Mas existem aqui duas questões que fazem de tudo isto uma injustiça flagrante. Em primeiro lugar, não resulta do contrato se a Sonangol assegurou ou não 50% da taxa de juro. De acordo com o protocolo, deveria ter assegurado. Assim, o trabalhador deveria ter pago uma taxa de juro de 5%, e não de 10%. O que pagou efectivamente? O que foi suportado pela Sonangol? Ou a Sonangol ainda foi pagar acima destes valores? São questões em aberto.
O que transparece desta operação é que o BAI montou um esquema financeiro para reforçar os seus proventos através da Sonangol e que no fim de contas quem acabou por suportar as “engenharias” foram os trabalhadores.

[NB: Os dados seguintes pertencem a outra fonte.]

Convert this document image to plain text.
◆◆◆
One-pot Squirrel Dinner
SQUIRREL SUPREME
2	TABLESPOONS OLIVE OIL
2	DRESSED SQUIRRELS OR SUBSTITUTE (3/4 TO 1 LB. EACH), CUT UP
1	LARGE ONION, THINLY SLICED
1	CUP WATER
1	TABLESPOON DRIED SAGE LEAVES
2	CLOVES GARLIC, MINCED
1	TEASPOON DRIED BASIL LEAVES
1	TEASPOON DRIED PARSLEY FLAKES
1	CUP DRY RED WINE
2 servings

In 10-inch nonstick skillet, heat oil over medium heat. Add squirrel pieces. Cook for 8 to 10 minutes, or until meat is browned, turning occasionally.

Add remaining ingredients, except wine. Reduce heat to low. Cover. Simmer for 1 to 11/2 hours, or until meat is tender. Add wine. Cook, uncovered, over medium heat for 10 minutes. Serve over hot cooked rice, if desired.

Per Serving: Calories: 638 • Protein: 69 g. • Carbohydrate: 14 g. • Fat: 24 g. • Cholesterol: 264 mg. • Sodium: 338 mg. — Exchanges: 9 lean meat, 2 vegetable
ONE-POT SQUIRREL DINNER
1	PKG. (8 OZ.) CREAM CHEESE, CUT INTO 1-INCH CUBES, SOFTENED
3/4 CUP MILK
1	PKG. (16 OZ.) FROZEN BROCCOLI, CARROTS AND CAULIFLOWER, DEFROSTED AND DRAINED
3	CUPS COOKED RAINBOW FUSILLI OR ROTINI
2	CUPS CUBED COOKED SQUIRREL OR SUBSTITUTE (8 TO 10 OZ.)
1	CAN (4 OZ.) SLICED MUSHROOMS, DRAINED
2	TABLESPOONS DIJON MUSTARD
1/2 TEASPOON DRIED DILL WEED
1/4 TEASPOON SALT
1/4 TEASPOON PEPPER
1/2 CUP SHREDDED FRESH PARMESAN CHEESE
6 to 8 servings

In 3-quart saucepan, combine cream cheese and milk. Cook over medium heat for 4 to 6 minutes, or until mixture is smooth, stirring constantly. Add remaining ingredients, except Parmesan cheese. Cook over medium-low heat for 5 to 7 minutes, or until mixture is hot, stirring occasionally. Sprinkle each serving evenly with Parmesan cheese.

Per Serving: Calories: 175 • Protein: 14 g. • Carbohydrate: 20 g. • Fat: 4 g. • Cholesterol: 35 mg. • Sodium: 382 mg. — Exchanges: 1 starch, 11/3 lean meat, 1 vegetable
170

A segunda questão prende-se com o abuso de direito ou má-fé que transparece nesta operação. Os trabalhares foram levados num engodo: a taxa de juro favorável. Ao assinarem o contrato, sem lerem a totalidade das regras, presumiram que estavam a beneficiar do protocolo na sua parte mais benéfica, e ninguém lhes explicou que não era assim. De alguma forma, pode dizer-se que foram enganados.
Portanto, não está em questão a interpretação de um protocolo ou de um contrato, mas a aplicação de um princípio geral de direito. Partes mais fortes e com mais conhecimentos, como são a Sonangol e o BAI, aproveitaram-se da falta de conhecimento da parte mais fraca para lhe imporem um contrato que não é aquilo que o mais fraco pensava.
Determina o artigo 334.º do Código Civil: “É ilegítimo o exercício de um direito, quando o titular exceda manifestamente os limites impostos pela boa-fé, pelos bons costumes ou pelo fim social ou económico desse direito.” É o caso flagrante nesta situação. Cobrar os juros acima daqueles que estavam expressos no protocolo é ilegítimo, pois viola a boa-fé dos trabalhadores e os bons costumes numa sociedade assente na dignidade da pessoa humana. Duas grandes corporações acenam com uma bandeira aos trabalhadores e depois melifluamente tiram deles vantagem. Trata-se de verdadeiro abuso de direito, e há que corrigir rapidamente a injustiça.